We receive compensation for some links on this blog and are always grateful if you use these links to support our content. Any opinions expressed in this post are our own, and have not been reviewed, approved, or endorsed by our advertising partners. You can read more about us and why we think "business travelers have a unique perspective on flying and life".
The Hyatt Regency O’Hare is like an old college friend with whom you share distant memories – great for a night of catching up, but not something to plan a vacation around. I’ve had many stays at this property over the years – sometimes planned, sometimes due to irregular operations. I’ve found the property to be very consistent – both in what I like and what I don’t.
The hotel is accessible from O’Hare via shuttle. It’s supposed to run every 15 minutes but I waited closer to 20. When it arrived, multiple descended on it like locusts. Apparently a United flight had cancelled and sent all of its passengers to the Hyatt, many with no bags.
When the shuttle arrived, it was a mass scramble to get to the front desk first. As luck would have it, my bags were last off the shuttle baggage compartment so I was the last one into the lobby. Two long lines had formed at the regular check-in. I decided to go stand at the Platinum/Diamond check in line, much to the consternation of some of the distressed passengers. (I was reminded of that George Clooney check-in scene from Up in the Air.)
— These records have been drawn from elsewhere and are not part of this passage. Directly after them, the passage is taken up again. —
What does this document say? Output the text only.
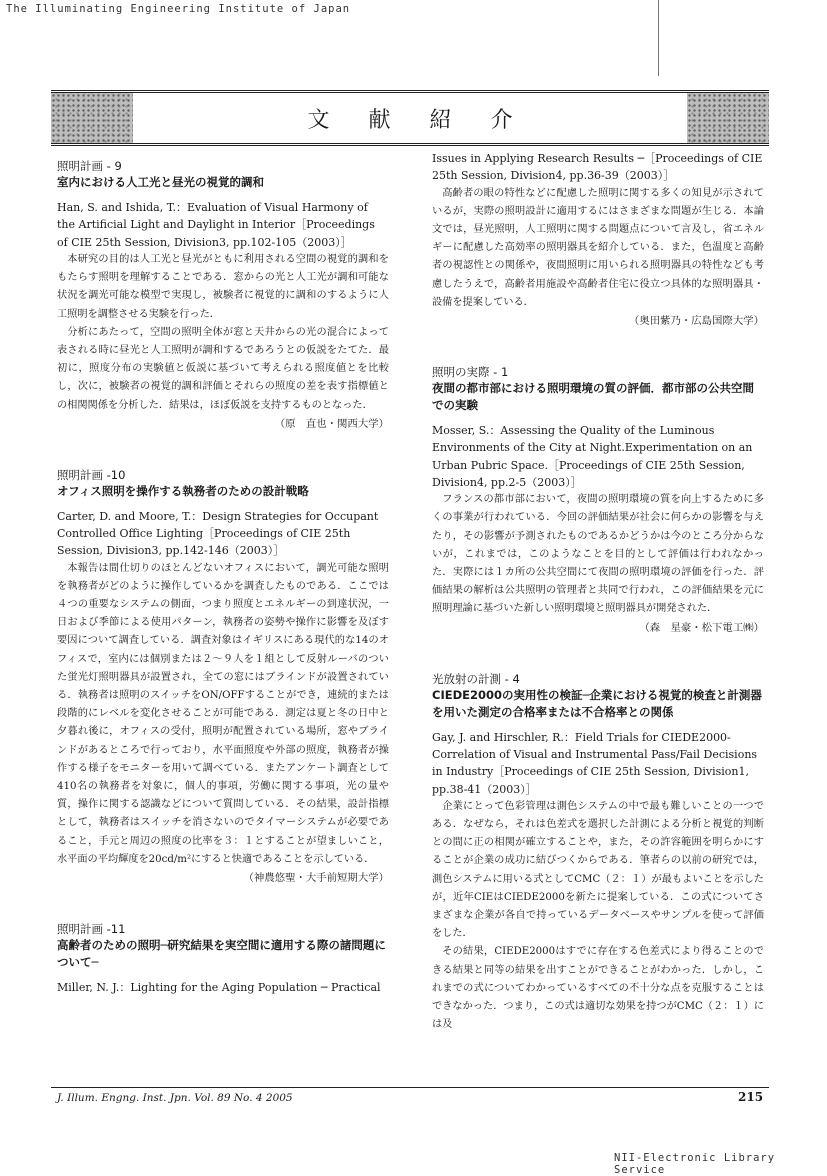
The Illuminating Engineering Institute of Japan
文 献 紹 介

照明計画 - 9

室内における人工光と昼光の視覚的調和

Han, S. and Ishida, T.：Evaluation of Visual Harmony of the Artificial Light and Daylight in Interior［Proceedings of CIE 25th Session, Division3, pp.102-105（2003）］

本研究の目的は人工光と昼光がともに利用される空間の視覚的調和をもたらす照明を理解することである．窓からの光と人工光が調和可能な状況を調光可能な模型で実現し，被験者に視覚的に調和のするように人工照明を調整させる実験を行った．

分析にあたって，空間の照明全体が窓と天井からの光の混合によって表される時に昼光と人工照明が調和するであろうとの仮説をたてた．最初に，照度分布の実験値と仮説に基づいて考えられる照度値とを比較し，次に，被験者の視覚的調和評価とそれらの照度の差を表す指標値との相関関係を分析した．結果は，ほぼ仮説を支持するものとなった．

（原　直也・関西大学）

照明計画 -10

オフィス照明を操作する執務者のための設計戦略

Carter, D. and Moore, T.：Design Strategies for Occupant Controlled Office Lighting［Proceedings of CIE 25th Session, Division3, pp.142-146（2003）］

本報告は間仕切りのほとんどないオフィスにおいて，調光可能な照明を執務者がどのように操作しているかを調査したものである．ここでは４つの重要なシステムの側面，つまり照度とエネルギーの到達状況，一日および季節による使用パターン，執務者の姿勢や操作に影響を及ぼす要因について調査している．調査対象はイギリスにある現代的な14のオフィスで，室内には個別または２～９人を１組として反射ルーバのついた蛍光灯照明器具が設置され，全ての窓にはブラインドが設置されている．執務者は照明のスイッチをON/OFFすることができ，連続的または段階的にレベルを変化させることが可能である．測定は夏と冬の日中と夕暮れ後に，オフィスの受付，照明が配置されている場所，窓やブラインドがあるところで行っており，水平面照度や外部の照度，執務者が操作する様子をモニターを用いて調べている．またアンケート調査として410名の執務者を対象に，個人的事項，労働に関する事項，光の量や質，操作に関する認識などについて質問している．その結果，設計指標として，執務者はスイッチを消さないのでタイマーシステムが必要であること，手元と周辺の照度の比率を３：１とすることが望ましいこと，水平面の平均輝度を20cd/m²にすると快適であることを示している．

（神農悠聖・大手前短期大学）

照明計画 -11

高齢者のための照明─研究結果を実空間に適用する際の諸問題について─

Miller, N. J.：Lighting for the Aging Population ─ Practical

Issues in Applying Research Results ─［Proceedings of CIE 25th Session, Division4, pp.36-39（2003）］

高齢者の眼の特性などに配慮した照明に関する多くの知見が示されているが，実際の照明設計に適用するにはさまざまな問題が生じる．本論文では，昼光照明，人工照明に関する問題点について言及し，省エネルギーに配慮した高効率の照明器具を紹介している．また，色温度と高齢者の視認性との関係や，夜間照明に用いられる照明器具の特性なども考慮したうえで，高齢者用施設や高齢者住宅に役立つ具体的な照明器具・設備を提案している．

（奥田紫乃・広島国際大学）

照明の実際 - 1

夜間の都市部における照明環境の質の評価．都市部の公共空間での実験

Mosser, S.：Assessing the Quality of the Luminous Environments of the City at Night.Experimentation on an Urban Pubric Space.［Proceedings of CIE 25th Session, Division4, pp.2-5（2003）］

フランスの都市部において，夜間の照明環境の質を向上するために多くの事業が行われている．今回の評価結果が社会に何らかの影響を与えたり，その影響が予測されたものであるかどうかは今のところ分からないが，これまでは，このようなことを目的として評価は行われなかった．実際には１カ所の公共空間にて夜間の照明環境の評価を行った．評価結果の解析は公共照明の管理者と共同で行われ，この評価結果を元に照明理論に基づいた新しい照明環境と照明器具が開発された．

（森　星豪・松下電工㈱）

光放射の計測 - 4

CIEDE2000の実用性の検証─企業における視覚的検査と計測器を用いた測定の合格率または不合格率との関係

Gay, J. and Hirschler, R.：Field Trials for CIEDE2000-Correlation of Visual and Instrumental Pass/Fail Decisions in Industry［Proceedings of CIE 25th Session, Division1, pp.38-41（2003）］

企業にとって色彩管理は測色システムの中で最も難しいことの一つである．なぜなら，それは色差式を選択した計測による分析と視覚的判断との間に正の相関が確立することや，また，その許容範囲を明らかにすることが企業の成功に結びつくからである．筆者らの以前の研究では，測色システムに用いる式としてCMC（２：１）が最もよいことを示したが，近年CIEはCIEDE2000を新たに提案している．この式についてさまざまな企業が各自で持っているデータベースやサンプルを使って評価をした．

その結果，CIEDE2000はすでに存在する色差式により得ることのできる結果と同等の結果を出すことができることがわかった．しかし，これまでの式についてわかっているすべての不十分な点を克服することはできなかった．つまり，この式は適切な効果を持つがCMC（２：１）には及

J. Illum. Engng. Inst. Jpn. Vol. 89 No. 4 2005	215
NII-Electronic Library Service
Of course, no one seemed to be working the Gold/Diamond check-in… and due to my own delay, I was now cutting into my own sleep time as I’d be going straight to bed when I got a room. My attempts to online check-in earlier had been unsuccessful so I didn’t dare leave the line to try the self check-in kiosks. Meanwhile, the voucher check-ins were taking a while. United had combined the meal and hotel voucher, so the agents had to go to the back to make copies for each passenger. One agent kept glancing my way but each time she would finish, another passenger would rush up, glaring at me as they did.
Finally she held off another passenger and called me over, apologizing that they did not have the elite line staffed. “We had been dead all night – and then the line formed before we could reorganize.” I understood, I told her. She recognized my status, offered my points or amenity as a Diamond, and confirmed my executive lounge access.
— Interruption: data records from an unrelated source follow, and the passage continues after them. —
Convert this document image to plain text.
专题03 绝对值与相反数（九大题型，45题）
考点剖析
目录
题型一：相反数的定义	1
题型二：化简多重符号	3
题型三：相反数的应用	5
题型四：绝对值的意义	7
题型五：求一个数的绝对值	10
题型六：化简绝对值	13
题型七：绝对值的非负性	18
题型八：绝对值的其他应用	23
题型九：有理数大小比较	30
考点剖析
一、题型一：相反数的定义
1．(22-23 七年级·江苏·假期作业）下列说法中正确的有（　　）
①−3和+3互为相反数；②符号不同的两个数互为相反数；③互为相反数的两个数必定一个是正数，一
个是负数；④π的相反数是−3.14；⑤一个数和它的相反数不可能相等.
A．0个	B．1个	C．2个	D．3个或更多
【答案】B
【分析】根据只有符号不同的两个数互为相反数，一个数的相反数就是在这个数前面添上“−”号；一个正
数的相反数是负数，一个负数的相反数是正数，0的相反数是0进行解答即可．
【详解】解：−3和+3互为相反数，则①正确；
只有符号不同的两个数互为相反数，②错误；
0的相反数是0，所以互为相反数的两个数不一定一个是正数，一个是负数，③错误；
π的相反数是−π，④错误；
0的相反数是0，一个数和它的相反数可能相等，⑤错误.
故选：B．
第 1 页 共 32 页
I have stayed at this hotel before and they have some nice executive rooms, but they are located in a back tower behind the main building and accessible by a hallway and separate elevator. As I would be leaving early in the morning, I requested a room in the main building. The desk agent asked if I was sure I wanted to give up the executive room? Yes, I did.
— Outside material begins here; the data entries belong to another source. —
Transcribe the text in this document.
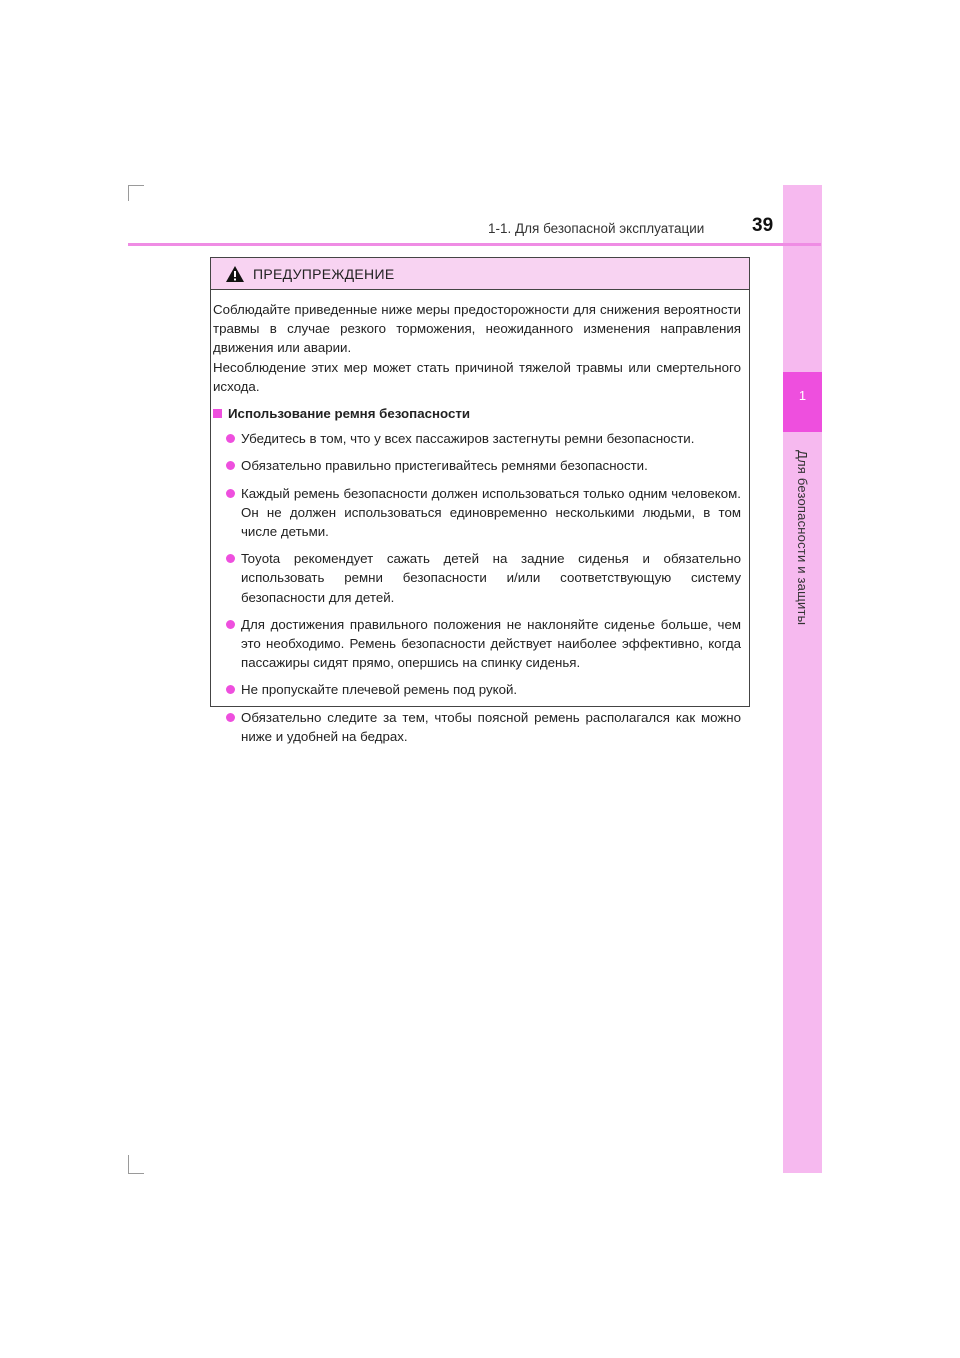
1
Для безопасности и защиты
1-1. Для безопасной эксплуатации	39
ПРЕДУПРЕЖДЕНИЕ
Соблюдайте приведенные ниже меры предосторожности для снижения вероятности травмы в случае резкого торможения, неожиданного изменения направления движения или аварии.
Несоблюдение этих мер может стать причиной тяжелой травмы или смертельного исхода.
Использование ремня безопасности
Убедитесь в том, что у всех пассажиров застегнуты ремни безопасности.
Обязательно правильно пристегивайтесь ремнями безопасности.
Каждый ремень безопасности должен использоваться только одним человеком. Он не должен использоваться единовременно несколькими людьми, в том числе детьми.
Toyota рекомендует сажать детей на задние сиденья и обязательно использовать ремни безопасности и/или соответствующую систему безопасности для детей.
Для достижения правильного положения не наклоняйте сиденье больше, чем это необходимо. Ремень безопасности действует наиболее эффективно, когда пассажиры сидят прямо, опершись на спинку сиденья.
Не пропускайте плечевой ремень под рукой.
Обязательно следите за тем, чтобы поясной ремень располагался как можно ниже и удобней на бедрах.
A bit of typing, then a key was issued. I was on my way.
So I basically knew what I could be getting myself into when I requested to not be put back in the back tower. There was a chance that rather than one of the atrium rooms, I’d get a room in one of the circular corners. And I did.
Room 952 was in perfectly reasonable condition, but it was the size of a cruise ship cabin. This did not matter since I was going straight to bed and would shower and go straight to the airport in the morning. On a longer stay, this would be an issue.
The size of the room – and the poor lighting – made it impossible to get good photos of the room. These were the best shots I could obtain – and that tells some of the story!
The heat was turned WAY up when I arrived. It was sauna hot – and this coming from someone who had just stood outside for 20 minutes. It took about 30 minutes to cool things down enough to be able to go to sleep.
The bathroom was small – so small that it was difficult to photograph as the door got in the way when open and when closed, there was not enough room without a wide angle lens. The toilet is oddly positioned into a corner and because of this, it is not a tank toilet but a public restroom style one with a metal flush handle.
Aesthetically pleasing, it is not. The shower is a square hole and the bathroom vanity is squeezed between the two. This would be an uncomfortable bathroom to share with another person.
The hotel shuttle runs every fifteen minutes during peak hours. I arrived down in the lobby at 5:53 am, prepared to catch the 6:00 am shuttle, so I bypassed the front desk, planning to check out online.
Unfortunately it was already full and they were turning passengers away to wait for the 6:15 am one. Temperatures were in the single digits and no passengers were waiting outside but inside, a large cluster was starting to form by 6:05 am to wait with no semblance of a queue. Frustrated, I walked outside to wait along with another passenger who also missed out on the first shuttle. We asked the bellman why there was no order and he assured us that this was a larger van and would hold everyone who wanted to go. Not convinced, the other passenger asked me if I wanted to share a taxi to the airport. We were ready to hail one when the shuttle pulled up and started loading.
The hotel could have used a more consistent means of guaranteeing that passengers have shuttle access based on the promised schedule.
I liked the Regency Club at this property. I did not have an opportunity to visit it on this stay as I arrived very late and departed very early. The location off the lobby is nice given the hotel layout as it’s easy to swing in for evening appetizers upon arrival or before dinner. Breakfast is easy to grab on the way out the door.
I’ve also used the fitness center on past stays and was pleased with the equipment and facility set up.
This is my favorite of the Chicago airport hotels in terms of overall offerings with the exception of the rooms themselves. This is a hotel I’ll elect on layovers or during irregular operations, but avoid for longer stays when room size and comfort is of importance.